The impact evaluation findings are based on a randomized control trial in which a sample of 198 municipalities across the Philippines’ three main island groupings were randomly assigned to participate in KC or to remain part of a control group for three years. Baseline data collection took place April-June 2012, interim data collection February-June 2014, and third round data collection July-October 2015. Between baseline and interim survey, the exposure period was 1.5 years (or 1.5 cycles of KC) for the treatment group and nothing for the control group. Between baseline and endline, the majority of the treatment group got three years of exposure to the project and 75 percent of the treatment group got at least one small-infrastructure project while the majority of the control group was exposed to the social preparation phase of the project and only seven percent got a small-infrastructure project.

Household and Barangay Surveys

To identify which barangay to survey in each municipality, the evaluators randomly selected one barangay, with a weighted probability favoring barangays with the highest poverty rates. Household surveys focused on questions related to: socioeconomic status; service access and travel times; household participation in government and non-government groups; impressions of government quality, inclusion, and responsiveness; feelings of confidence and self-efficacy; priorities for local programs; peer interactions; and responses to natural disaster and hardship. Barangay surveys asked government officials about their attitudes and experiences regarding socioeconomic conditions, government, empowerment, and community participation and the barangay’s budget and development programs.

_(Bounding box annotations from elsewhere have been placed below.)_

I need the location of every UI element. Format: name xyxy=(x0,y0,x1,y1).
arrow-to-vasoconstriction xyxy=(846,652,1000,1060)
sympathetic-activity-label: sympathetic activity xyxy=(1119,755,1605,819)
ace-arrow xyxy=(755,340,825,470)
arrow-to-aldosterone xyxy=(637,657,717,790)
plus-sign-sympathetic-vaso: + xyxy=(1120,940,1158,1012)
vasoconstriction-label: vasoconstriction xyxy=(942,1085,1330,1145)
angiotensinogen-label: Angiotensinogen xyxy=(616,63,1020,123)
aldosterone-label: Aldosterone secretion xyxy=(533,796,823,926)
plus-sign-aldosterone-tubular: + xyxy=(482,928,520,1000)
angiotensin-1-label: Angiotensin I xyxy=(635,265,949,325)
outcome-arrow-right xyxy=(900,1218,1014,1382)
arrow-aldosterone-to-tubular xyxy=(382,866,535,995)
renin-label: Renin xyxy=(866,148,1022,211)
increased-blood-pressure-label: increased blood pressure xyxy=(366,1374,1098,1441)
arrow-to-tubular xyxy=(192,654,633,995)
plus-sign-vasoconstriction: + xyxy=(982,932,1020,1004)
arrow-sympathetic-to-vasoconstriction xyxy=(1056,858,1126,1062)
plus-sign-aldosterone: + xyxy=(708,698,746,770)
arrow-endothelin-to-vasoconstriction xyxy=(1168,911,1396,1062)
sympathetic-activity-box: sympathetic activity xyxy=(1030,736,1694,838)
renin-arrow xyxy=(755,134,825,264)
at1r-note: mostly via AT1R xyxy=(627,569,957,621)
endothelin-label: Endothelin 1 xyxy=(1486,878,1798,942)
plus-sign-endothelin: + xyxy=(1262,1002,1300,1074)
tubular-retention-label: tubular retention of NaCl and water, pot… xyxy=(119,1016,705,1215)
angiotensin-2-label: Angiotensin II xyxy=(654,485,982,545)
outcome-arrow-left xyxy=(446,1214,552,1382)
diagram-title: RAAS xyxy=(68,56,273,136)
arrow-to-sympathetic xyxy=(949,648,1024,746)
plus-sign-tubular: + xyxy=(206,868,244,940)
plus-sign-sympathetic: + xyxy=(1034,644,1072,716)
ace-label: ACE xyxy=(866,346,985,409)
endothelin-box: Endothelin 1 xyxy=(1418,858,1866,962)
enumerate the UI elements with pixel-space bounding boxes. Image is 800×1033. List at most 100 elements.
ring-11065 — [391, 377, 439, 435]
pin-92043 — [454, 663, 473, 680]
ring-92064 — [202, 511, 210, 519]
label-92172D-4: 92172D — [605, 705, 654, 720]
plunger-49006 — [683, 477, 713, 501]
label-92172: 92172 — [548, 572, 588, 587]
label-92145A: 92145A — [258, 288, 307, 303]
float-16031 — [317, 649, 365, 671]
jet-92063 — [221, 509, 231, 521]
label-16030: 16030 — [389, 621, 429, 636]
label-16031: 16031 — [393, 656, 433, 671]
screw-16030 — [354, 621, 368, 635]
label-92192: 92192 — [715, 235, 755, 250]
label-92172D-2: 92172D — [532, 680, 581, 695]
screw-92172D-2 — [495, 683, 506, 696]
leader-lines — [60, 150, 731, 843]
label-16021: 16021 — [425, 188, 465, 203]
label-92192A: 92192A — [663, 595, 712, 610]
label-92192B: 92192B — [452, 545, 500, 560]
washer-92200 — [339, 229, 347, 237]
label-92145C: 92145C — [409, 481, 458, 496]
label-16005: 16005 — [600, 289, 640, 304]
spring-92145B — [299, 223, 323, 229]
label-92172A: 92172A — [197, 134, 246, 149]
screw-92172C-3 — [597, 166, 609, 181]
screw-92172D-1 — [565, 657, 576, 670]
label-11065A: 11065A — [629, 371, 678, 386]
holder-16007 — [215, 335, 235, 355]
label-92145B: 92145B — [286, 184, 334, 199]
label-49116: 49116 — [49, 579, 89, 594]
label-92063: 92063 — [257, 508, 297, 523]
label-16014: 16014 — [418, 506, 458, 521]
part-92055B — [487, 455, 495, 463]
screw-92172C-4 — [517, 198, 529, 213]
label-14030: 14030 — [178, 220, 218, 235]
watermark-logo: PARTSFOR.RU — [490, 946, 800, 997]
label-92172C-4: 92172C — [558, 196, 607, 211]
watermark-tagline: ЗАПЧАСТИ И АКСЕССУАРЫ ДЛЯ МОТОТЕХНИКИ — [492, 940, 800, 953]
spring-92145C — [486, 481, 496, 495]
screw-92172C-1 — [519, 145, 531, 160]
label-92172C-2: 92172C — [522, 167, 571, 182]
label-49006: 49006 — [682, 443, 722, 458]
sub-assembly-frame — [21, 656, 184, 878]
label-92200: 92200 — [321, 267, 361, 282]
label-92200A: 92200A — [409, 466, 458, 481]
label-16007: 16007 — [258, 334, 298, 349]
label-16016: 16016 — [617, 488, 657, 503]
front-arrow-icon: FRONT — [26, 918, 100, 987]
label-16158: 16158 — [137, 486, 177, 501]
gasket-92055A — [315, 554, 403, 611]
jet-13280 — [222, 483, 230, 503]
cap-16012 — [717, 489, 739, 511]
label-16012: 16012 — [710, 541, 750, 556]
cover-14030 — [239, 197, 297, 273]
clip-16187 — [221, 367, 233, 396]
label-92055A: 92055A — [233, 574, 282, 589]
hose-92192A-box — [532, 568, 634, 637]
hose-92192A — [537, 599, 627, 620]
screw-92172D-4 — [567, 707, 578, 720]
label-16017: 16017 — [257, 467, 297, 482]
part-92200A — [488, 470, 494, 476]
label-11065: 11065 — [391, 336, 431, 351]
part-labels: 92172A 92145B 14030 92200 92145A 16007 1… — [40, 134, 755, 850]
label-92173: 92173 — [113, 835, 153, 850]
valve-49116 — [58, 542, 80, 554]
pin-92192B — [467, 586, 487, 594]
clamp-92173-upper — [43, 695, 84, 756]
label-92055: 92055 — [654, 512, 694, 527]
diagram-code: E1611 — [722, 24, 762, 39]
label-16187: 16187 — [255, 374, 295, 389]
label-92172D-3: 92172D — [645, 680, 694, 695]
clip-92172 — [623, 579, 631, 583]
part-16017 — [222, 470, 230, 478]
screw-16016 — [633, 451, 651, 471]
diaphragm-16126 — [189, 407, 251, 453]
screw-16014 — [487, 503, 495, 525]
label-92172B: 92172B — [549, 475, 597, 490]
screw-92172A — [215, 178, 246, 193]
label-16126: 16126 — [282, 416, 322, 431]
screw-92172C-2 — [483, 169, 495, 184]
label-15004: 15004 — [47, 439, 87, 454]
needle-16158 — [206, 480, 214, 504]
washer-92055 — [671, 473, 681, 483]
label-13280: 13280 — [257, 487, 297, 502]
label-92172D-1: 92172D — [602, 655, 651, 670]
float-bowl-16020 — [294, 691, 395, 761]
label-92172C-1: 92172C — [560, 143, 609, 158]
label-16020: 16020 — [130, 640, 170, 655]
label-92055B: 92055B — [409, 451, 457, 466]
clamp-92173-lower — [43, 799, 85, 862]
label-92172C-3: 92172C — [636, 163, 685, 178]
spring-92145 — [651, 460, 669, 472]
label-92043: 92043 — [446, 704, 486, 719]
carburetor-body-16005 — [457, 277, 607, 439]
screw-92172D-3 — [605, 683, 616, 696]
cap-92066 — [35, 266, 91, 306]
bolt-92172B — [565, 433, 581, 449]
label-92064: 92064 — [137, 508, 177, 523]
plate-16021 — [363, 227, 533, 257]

For the baseline, interim, and third round surveys, within each barangay, one barangay survey and 30 household surveys were administered. For the baseline and third round surveys, the sample size was 198 barangay surveys and 5,940 household surveys. The interim survey was administered to a sub-set of the barangays and households (40 treatment and 40 control barangays, and 30 households per barangay or 2,400 households).

Structured Community Activities and Barangay Assembly Observations

Structured Community Activities

During the interim and third rounds of data collection, barangays in both the treatment and control groups were offered a small sum of money (PHP15,000, US$350) and discretion to use the money to repair, maintain, or improve a local public building. Data collection teams directly observed this activity and measured each community’s level of engagement, inclusiveness, and collective action.

Focus Groups and Key Informant Interviews

At baseline (2012), focus groups and key informant interviews were conducted to better understand how community members understood their situations as they related to the study’s main outcomes of interest. Research teams conducted 72 focus groups across a sub-sample of barangays in 24 municipalities (12 municipality treatment and control pairs) from the study’s 198 municipalities. At the same time, 188 key informant interviews were conducted to get a sense of the perspectives of existing officials on issues within the communities.